The efficiency of cryptographic systems and protocols has been the focus of our recent work in cryptology. Many cryptographic protocols involve proving predicates about a string X that is available in committed form only, i.e., the bits of X are individually encrypted using a bit-commitment scheme satisfying standard cryptographic properties. A discreet proof is a non-interactive cryptographic proof of an arbitrary predicate F on X. For example, X could be a commitment to a bidding price in a sealed-bid auction. A predicate of interest in this scenario might include F(X) = X>100, meaning that the offer is more than 100. A discreet proof reveals no information about X other than what is inferable from the value (true or false) of F(X). The predicate F is defined by a verification circuit C containing AND, NOT, and XOR gates only. The length of these discreet proofs is linear in the number of AND gates in C and is unaffected by the number of NOT or XOR gates.
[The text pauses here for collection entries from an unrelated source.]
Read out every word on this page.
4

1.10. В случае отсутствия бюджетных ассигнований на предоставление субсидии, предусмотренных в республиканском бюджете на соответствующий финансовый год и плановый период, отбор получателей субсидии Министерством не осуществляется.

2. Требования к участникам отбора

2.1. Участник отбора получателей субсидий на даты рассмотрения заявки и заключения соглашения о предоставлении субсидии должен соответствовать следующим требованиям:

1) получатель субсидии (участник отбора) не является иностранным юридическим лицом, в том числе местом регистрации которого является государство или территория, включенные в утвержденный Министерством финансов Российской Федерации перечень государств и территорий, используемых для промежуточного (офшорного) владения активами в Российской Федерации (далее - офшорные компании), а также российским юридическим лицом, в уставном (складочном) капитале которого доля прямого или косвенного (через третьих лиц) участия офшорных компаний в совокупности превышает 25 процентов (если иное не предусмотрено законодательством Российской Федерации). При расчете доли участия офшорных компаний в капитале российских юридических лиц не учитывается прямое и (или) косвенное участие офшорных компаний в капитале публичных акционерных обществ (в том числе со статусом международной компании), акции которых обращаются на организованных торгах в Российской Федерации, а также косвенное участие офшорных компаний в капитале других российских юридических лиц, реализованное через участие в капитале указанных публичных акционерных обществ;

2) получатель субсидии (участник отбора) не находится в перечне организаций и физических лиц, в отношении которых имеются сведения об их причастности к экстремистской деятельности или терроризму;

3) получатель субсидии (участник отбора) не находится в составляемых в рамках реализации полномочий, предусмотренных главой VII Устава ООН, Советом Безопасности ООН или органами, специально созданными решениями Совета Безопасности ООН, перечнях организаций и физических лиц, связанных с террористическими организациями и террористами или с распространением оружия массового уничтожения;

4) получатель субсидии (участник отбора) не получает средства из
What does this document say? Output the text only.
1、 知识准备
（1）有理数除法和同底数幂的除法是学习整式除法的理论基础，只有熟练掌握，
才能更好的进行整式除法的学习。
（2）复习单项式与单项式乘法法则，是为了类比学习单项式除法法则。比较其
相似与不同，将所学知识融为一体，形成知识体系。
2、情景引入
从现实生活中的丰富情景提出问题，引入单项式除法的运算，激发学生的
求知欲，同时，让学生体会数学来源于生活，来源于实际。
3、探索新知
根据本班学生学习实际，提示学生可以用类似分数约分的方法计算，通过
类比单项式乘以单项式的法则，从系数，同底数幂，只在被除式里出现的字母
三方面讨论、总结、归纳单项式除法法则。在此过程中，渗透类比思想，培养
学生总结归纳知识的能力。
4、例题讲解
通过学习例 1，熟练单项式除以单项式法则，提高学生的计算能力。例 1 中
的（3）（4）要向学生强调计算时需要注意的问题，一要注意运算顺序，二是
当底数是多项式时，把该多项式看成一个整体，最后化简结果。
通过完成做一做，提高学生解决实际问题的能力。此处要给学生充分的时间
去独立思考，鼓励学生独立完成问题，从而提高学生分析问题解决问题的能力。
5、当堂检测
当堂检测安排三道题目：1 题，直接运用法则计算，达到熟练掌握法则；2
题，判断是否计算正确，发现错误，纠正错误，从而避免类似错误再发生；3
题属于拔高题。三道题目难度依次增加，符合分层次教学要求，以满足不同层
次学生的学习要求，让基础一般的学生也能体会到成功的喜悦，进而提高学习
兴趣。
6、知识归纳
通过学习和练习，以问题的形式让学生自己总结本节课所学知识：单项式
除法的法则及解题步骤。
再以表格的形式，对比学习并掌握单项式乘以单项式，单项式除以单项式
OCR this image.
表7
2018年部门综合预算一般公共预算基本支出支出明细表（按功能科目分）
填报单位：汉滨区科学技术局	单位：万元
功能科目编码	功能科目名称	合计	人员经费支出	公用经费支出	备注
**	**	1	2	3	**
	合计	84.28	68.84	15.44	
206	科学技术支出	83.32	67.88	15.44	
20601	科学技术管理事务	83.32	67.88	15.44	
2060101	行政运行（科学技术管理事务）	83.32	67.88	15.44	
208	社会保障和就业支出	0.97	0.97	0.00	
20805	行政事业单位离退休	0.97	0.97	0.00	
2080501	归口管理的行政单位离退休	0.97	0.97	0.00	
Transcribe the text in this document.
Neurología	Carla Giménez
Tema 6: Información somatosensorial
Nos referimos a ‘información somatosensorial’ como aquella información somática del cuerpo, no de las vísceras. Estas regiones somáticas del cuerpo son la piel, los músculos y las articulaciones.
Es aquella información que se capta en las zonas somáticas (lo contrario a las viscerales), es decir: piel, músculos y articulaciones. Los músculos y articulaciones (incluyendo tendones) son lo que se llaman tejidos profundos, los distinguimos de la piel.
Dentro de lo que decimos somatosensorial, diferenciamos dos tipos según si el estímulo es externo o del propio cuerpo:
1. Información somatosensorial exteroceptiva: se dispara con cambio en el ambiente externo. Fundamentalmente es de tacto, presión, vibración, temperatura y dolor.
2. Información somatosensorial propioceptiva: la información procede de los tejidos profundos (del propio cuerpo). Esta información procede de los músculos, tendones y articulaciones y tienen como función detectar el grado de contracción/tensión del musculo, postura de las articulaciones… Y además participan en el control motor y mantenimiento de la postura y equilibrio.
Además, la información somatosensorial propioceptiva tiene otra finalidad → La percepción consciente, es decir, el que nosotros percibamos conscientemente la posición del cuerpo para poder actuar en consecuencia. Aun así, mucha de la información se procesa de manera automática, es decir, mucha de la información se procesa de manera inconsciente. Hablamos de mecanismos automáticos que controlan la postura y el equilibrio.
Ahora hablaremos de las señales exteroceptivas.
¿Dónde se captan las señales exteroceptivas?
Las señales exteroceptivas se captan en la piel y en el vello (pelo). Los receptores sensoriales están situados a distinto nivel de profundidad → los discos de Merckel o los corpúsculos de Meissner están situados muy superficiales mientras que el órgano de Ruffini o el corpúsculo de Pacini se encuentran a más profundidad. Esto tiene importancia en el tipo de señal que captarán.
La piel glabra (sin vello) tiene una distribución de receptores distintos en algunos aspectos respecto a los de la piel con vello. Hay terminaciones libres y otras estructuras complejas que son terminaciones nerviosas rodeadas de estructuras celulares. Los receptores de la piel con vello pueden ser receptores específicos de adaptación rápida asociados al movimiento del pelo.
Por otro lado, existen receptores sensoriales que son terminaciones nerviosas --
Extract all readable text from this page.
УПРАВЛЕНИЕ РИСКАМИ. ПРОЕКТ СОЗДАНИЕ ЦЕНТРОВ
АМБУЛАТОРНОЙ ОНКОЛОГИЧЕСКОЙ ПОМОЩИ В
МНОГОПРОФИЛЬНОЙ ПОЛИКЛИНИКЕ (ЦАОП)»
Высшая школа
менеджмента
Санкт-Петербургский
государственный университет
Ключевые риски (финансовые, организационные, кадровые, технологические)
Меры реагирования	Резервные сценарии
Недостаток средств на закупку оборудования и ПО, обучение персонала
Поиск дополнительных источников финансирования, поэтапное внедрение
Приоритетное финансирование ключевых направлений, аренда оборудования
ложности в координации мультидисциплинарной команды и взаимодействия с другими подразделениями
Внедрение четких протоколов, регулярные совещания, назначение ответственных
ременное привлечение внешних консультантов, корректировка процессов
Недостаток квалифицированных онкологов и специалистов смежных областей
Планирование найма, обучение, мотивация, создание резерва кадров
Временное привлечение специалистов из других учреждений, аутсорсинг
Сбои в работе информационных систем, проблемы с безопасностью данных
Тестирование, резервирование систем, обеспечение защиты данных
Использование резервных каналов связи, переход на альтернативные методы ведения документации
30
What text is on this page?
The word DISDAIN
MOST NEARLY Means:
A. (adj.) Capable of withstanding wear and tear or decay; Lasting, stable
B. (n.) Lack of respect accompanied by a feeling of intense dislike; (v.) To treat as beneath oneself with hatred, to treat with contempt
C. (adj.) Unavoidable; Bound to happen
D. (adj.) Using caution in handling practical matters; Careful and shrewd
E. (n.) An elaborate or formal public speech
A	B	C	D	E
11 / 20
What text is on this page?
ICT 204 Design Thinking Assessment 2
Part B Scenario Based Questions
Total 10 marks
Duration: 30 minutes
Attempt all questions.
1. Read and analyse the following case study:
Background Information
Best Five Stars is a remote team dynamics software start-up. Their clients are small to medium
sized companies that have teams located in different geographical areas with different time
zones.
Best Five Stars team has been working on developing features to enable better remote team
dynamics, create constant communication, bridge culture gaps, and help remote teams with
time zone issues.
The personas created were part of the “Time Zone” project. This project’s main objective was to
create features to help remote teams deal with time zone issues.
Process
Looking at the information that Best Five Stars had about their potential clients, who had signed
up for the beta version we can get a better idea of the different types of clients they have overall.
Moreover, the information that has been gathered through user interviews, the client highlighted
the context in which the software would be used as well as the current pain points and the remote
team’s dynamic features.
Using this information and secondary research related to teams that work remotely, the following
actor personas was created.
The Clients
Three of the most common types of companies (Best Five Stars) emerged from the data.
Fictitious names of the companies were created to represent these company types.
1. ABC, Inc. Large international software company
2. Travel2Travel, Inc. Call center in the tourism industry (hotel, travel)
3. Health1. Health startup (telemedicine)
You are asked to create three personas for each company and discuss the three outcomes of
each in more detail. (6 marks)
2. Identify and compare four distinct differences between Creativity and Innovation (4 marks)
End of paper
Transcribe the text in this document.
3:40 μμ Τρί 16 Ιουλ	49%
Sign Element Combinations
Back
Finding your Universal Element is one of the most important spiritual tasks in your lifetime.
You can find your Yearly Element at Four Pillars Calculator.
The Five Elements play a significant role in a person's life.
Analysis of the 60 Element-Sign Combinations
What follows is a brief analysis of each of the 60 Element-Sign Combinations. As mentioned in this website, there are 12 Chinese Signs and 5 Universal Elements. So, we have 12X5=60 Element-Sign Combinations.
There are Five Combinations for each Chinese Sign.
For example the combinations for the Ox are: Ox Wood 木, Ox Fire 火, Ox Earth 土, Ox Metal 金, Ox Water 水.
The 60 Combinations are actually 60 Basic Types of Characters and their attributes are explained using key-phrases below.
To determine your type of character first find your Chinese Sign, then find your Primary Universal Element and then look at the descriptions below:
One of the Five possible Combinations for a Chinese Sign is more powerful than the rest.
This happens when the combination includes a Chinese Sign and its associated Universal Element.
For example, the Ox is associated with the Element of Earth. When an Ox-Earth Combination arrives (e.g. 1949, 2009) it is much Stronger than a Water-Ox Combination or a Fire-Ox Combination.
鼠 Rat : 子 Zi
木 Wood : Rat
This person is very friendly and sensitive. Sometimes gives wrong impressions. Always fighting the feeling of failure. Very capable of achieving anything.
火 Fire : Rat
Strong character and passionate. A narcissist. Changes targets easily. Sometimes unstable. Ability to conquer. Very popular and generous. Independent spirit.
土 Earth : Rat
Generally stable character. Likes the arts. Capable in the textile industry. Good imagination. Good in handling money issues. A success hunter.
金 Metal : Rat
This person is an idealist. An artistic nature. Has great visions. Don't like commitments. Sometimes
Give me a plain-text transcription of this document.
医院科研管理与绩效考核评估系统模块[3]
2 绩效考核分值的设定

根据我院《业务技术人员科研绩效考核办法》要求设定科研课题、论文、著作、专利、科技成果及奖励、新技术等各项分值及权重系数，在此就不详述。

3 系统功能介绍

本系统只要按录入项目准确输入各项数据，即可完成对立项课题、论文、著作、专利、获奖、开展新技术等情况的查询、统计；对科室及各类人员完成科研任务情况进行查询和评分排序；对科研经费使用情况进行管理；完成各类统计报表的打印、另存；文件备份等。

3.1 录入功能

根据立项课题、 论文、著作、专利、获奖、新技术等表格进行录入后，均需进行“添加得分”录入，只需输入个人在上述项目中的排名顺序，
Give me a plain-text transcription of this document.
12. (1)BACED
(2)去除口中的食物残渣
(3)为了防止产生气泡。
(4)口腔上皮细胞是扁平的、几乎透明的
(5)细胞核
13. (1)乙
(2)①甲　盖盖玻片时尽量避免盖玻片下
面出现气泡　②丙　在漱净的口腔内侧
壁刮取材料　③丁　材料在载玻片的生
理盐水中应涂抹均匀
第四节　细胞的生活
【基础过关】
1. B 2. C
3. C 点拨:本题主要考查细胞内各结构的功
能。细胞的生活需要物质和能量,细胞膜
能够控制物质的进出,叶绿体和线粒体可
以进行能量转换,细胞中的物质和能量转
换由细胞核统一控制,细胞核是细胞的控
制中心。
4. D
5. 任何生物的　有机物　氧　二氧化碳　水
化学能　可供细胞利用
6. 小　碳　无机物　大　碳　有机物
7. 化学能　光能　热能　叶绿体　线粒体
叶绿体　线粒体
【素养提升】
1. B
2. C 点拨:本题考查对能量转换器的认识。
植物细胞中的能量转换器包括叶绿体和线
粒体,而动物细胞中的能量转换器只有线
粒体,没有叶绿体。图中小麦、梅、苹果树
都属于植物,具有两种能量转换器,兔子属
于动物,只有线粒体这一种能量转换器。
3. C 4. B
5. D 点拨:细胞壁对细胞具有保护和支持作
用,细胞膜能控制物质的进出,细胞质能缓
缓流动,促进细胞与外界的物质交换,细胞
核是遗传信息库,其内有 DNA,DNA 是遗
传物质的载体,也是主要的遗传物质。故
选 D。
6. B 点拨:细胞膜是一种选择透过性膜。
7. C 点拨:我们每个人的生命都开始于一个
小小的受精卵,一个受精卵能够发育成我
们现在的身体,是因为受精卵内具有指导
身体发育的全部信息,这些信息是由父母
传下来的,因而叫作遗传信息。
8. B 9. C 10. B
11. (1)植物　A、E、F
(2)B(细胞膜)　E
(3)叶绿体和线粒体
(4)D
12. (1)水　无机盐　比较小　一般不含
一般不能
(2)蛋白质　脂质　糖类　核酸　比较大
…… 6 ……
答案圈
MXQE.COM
This discovery led to a study of the multiplicative complexity of Boolean functions, i.e., the minimum number of binary AND gates required to construct a circuit representing the function, when only exclusive-or, conjunction and negation gates may be used.
This study of multiplicative complexity is being extended to general techniques for reducing the gate complexity of cryptographic functions, including AES.
Much of this work is joint with René Peralta, from the National Institute for Standards and Technology (NIST) in USA.